Das erste ist länger liegen geblieben als ich wollte, und beim Lesen des zweiten Buches wurde mir klar, wie viel die beiden miteinander zu tun haben, obwohl der erste Augenschein das nicht vermuten lässt. Also stelle ich sie hier in dem Zusammenhang vor, in dem ich sie wahrnehme:
Navid Kermani: "Wer ist wir? Deutschland und seine Muslime.", Verlag C.H. Beck München, 2009, 173 Seiten, 16,90 € - und
Navid Kermani: "Ausnahmezustand.
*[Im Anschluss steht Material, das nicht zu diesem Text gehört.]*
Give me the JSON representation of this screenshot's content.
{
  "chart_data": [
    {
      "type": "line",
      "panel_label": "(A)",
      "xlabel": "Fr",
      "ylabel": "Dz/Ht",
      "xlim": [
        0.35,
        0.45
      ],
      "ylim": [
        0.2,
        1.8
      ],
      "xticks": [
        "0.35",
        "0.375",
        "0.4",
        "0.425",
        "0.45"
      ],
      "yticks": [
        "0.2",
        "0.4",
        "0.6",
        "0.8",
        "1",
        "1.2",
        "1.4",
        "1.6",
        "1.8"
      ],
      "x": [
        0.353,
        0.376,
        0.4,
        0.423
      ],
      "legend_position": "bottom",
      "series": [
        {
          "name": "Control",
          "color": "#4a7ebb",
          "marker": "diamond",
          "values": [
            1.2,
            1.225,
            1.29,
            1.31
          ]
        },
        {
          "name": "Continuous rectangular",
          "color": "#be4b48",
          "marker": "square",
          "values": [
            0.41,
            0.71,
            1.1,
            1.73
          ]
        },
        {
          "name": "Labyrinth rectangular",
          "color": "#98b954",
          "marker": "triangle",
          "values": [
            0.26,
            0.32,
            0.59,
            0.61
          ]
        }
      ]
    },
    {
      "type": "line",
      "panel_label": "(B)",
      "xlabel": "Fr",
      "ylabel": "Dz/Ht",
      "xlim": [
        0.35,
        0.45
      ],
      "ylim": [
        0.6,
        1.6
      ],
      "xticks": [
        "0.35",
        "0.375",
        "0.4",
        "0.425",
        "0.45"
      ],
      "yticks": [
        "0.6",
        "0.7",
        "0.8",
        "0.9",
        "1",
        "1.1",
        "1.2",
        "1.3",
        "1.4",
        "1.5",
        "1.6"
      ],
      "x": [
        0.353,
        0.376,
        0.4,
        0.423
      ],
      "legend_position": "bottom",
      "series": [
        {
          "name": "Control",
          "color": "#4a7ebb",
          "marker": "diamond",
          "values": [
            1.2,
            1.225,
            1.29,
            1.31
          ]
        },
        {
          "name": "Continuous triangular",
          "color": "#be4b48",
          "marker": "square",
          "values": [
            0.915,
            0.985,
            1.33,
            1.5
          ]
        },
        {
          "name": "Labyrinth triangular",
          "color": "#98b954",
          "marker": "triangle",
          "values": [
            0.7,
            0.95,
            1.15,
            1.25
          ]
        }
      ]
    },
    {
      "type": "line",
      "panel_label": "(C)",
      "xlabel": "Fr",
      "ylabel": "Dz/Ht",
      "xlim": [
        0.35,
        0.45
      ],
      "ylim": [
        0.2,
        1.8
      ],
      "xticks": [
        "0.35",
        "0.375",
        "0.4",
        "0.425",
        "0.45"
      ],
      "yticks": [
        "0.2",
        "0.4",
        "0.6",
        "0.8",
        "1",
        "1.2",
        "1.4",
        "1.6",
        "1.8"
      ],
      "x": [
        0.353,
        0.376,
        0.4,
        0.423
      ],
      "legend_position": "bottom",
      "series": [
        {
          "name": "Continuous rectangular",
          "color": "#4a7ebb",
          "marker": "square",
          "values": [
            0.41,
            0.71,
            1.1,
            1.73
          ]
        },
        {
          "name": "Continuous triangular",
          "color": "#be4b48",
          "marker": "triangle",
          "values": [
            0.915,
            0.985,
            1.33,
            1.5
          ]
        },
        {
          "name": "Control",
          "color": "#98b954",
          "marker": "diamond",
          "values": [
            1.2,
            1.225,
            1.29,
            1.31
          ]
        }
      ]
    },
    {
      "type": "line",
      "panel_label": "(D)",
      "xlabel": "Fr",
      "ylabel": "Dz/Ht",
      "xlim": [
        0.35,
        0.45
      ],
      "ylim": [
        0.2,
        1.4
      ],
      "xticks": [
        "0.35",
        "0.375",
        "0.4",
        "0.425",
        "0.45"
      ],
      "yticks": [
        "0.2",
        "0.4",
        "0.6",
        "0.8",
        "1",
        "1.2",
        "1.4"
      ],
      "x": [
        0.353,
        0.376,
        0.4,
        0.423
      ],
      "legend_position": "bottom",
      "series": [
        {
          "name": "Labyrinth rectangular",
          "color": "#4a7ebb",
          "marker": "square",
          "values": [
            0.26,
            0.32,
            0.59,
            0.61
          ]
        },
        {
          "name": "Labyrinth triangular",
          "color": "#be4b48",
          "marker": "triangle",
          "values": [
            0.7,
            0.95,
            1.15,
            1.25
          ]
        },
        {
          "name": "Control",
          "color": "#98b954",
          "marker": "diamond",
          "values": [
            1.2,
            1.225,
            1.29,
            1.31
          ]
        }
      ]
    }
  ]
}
Reisen in eine beunruhigte Welt", Verlag C.H. Beck München, 2013, 253 Seiten, 19,95 €
Der Reihe nach: "Wir sind Murat Kurnaz" heißt ein zentrales Kapitel in dem Buch "Wer ist wir?", wo Kermani beschreibt, wie und warum deutsche Politiker und Richter (auch Teile der Presse) genau jene Grundprinzipien des Rechtsstaates verletzt haben und immer noch verletzen, die sie verteidigen sollen. Er weist darauf hin, dass das Zusammenleben unterschiedlicher Kulturen, Ethnien und Religionen nirgendwo konfliktfrei verläuft. Er verlangt das auch nicht. Aber er zeigt am Fall des deutsch-türkischen Bremers Murat Kurznaz, worum es geht: "Murat Kurnaz muss niemandem sympathisch sein. Sympathie darf überhaupt keine Rolle spielen. Er hat Rechte, Menschenrechte, die nicht verhandelbar sind und nicht von seinem Aussehen, seiner Religion oder seiner Reiseroute abhängen." Kurnaz war gerade mal 19, als er im November 2001 in Pakistan verhaftet und gegen Kopfgeld der US-Army überstellt wurde. Er saß über 5 Jahre in Guantanamo und wurde gefoltert, obwohl seit 2002 feststand, dass er unschuldig ist. Die damalige Bundesregierung und speziell Frank-Walter Steinmeier (SPD) haben aus Angst vor Islamisten dafür gesorgt, dass seine Aufenthaltserlaubnis in Deutschland nicht verlänger wurde. So eine Schande darf nicht in Vergessenheit geraten, sondern muss Motiv für eine neue Politik sein.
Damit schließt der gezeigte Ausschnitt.